Crude oil inventories fell 5.8 million barrels in the August 17 week to 408.4 million, 11.8 percent below their level a year ago. But product inventories rose, with gasoline up 1.2 million barrels to 234.3 million, 1.9 percent above the year ago level, while distillates rose 1.8 million barrels to 130.8 million, down 11.8 percent year-on-year. The crude oil decline was larger than the 5.2 million barrel draw reported Tuesday by the American Petroleum Institute (API), a private industry group, while the build in gasoline contrasted with the API's 0.9 million barrel decline, though the build for distillates was the same in both reports. WTI prices fell about 50 cents to around $66.85 per barrel immediately following the release of the EIA data, but prices quickly recovered to pre-release levels.
Refineries operated at 98.1 percent of their operable capacity, unchanged from the prior week. Production of gasoline fell slightly, averaging 10.2 million barrels per day, but production of distillates increased to an average of 5.4 million barrels per day.
After rising sharply in the previous week, crude oil imports sharply declined by an even larger amount, falling 1.5 million barrels per day to a daily average of 7.5 million barrels. Over the last 4 weeks, crude oil imports averaged 8.1 million barrels per day, 2.2 percent less than the level a year ago.
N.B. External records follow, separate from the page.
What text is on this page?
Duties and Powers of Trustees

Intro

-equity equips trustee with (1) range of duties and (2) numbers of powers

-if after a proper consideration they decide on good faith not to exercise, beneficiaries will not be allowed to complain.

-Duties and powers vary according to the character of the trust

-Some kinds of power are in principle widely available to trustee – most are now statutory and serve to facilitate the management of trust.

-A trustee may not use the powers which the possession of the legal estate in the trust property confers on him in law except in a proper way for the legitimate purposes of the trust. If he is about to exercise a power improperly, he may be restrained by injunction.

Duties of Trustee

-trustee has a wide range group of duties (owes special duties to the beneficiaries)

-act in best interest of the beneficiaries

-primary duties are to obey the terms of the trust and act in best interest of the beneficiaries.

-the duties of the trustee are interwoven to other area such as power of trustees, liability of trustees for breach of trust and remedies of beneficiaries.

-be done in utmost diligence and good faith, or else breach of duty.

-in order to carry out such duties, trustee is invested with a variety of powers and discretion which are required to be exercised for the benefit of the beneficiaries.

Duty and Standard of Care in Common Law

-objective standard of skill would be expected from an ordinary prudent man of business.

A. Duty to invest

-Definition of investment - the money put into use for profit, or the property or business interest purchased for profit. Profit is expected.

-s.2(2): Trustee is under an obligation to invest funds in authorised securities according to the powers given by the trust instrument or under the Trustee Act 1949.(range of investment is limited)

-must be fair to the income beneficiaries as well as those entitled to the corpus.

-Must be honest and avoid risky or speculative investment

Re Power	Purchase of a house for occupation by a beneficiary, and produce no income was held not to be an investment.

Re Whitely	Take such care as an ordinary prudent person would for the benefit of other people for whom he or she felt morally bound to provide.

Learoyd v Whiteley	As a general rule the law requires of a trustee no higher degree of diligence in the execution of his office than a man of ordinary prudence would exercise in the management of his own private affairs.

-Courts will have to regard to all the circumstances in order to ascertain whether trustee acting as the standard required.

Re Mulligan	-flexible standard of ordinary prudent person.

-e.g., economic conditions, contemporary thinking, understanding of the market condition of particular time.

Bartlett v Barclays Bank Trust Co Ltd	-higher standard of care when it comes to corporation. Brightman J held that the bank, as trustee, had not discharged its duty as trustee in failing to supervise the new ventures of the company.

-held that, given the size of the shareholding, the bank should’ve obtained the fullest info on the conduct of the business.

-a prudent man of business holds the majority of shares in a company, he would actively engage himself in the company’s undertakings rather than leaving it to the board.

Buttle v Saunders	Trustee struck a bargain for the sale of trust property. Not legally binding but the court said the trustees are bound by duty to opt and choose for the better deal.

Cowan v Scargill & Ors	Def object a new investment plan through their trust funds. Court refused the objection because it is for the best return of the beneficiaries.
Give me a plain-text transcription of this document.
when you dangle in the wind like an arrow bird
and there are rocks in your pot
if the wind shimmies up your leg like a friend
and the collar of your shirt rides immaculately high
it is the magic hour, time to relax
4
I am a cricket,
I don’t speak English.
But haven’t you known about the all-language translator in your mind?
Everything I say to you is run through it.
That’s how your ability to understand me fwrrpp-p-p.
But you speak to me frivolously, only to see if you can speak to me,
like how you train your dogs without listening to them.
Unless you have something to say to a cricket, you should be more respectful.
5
Domestic crude oil production was steady, averaging 10.9 million barrels per day over the last 4 weeks, 15.1 percent above the level a year ago.
Overall product demand remained steady but soft, with total product supplied over the last 4-weeks averaging 20.8 million barrels per day, down 1.1 percent from last year at this time. Also remaining soft was demand for the main products, which at 9.5 million barrels per day for gasoline was down 1.5 percent from the same period last year and at 3.9 million barrels per day for distillates was down 7.7 percent year-on-year.